Anı değil acıların müzesi
Barış ve kardeşlik sembolü olarak İnsan Hakları Müzesi olması talep edilen Diyarbakır Cezaevi, “Anı ve Etnografya Müzesi” olacak. Adalet Bakanı Bekir Bozdağ’ın anahtarını Kültür ve Turizm Bakanı Mehmet Nuri Ersoy’a...

Barış ve kardeşlik sembolü olarak İnsan Hakları Müzesi olması talep edilen Diyarbakır Cezaevi, “Anı ve Etnografya Müzesi” olacak. Adalet Bakanı Bekir Bozdağ’ın anahtarını Kültür ve Turizm Bakanı Mehmet Nuri Ersoy’a verdiği Diyarbakır E Tipi Cezaevi, Müze Müdürlüğü’ne devredildi.

İçindeki bazı yapıların yıkımı için kurul kararı çıkarılırken, bazılarının da güçlendirilmesi yapılacak. 5 bloktan oluşan, toplam parsel alanı 49 bin 204 metrekare, kapalı alanı da 16 bin 462 metrekareden oluşan yapının çalışmaların ardından iki giriş kapısı olacak.
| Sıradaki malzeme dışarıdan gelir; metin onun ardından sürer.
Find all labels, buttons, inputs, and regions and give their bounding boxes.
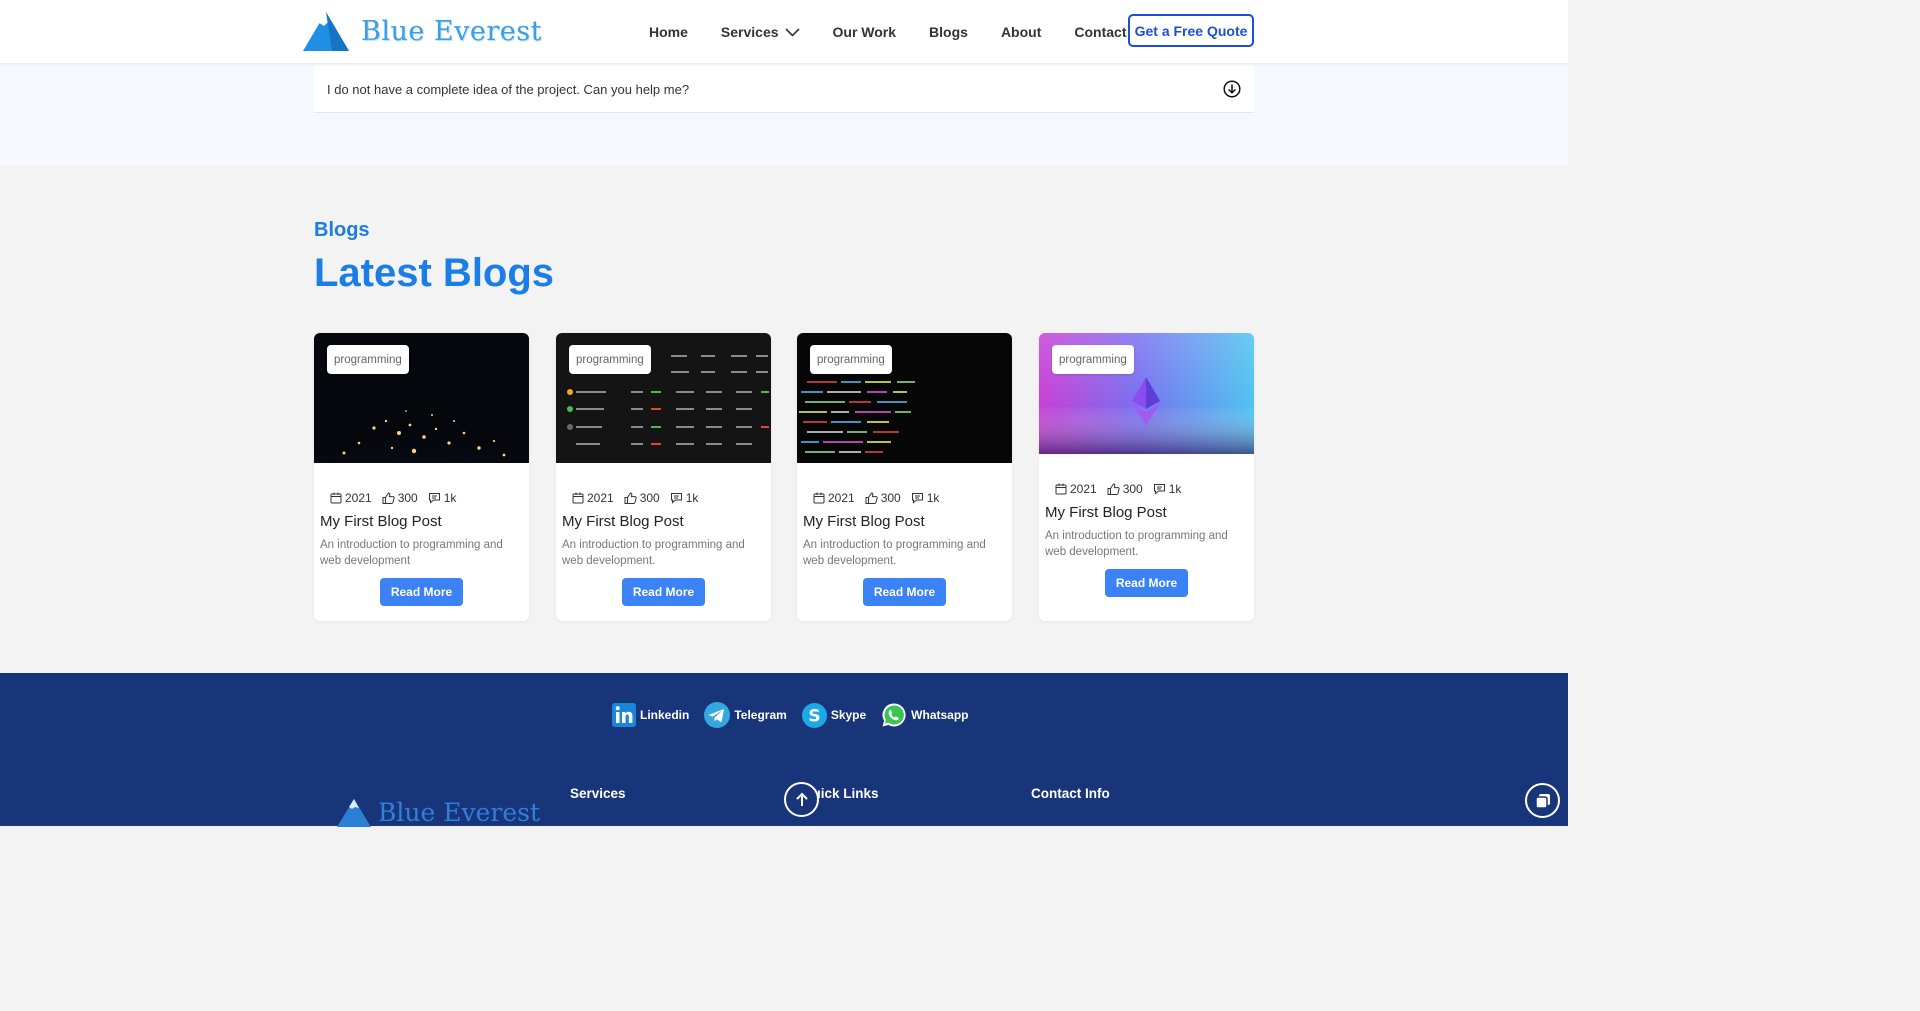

Diyarbakır Cezaevi Gerçeğini Araştırma ve Adalet Komisyonu ve 78’liler Girişimi yaptığı açıklamada, “Talebimiz Diyarbakır Cezaevinin yapı olarak korunarak, yaşanmışlıkları sergileyen, mağdurları onurlandıran, toplumu eğiten, dolayısıyla toplumsal hafızanın olumlu ve yapıcı bir yönden yeniden kurulmasına katkıda bulunan, barış ve kardeşlik sembolü bir İnsan Hakları Müzesi’ne dönüştürülmesidir” demişti.

Cezaevinin İnsan Hakları Müzesi’ne dönüştürülmesi için imza kampanyası da düzenlenmişti. Bununla ilgili açıklamada, “Bu cezaevinde yaşananlar, bu cezaevinde yatan Kürtlerin, Türklerin, Arapların ve diğer halk toplulukların toplumsal hafızasında yoğun acı yüklü sembolik bir yer edindi ve maruz kalınan haksızlığa, adaletsizliğe ve direniş ruhuna işaret eder oldu” denilmişti.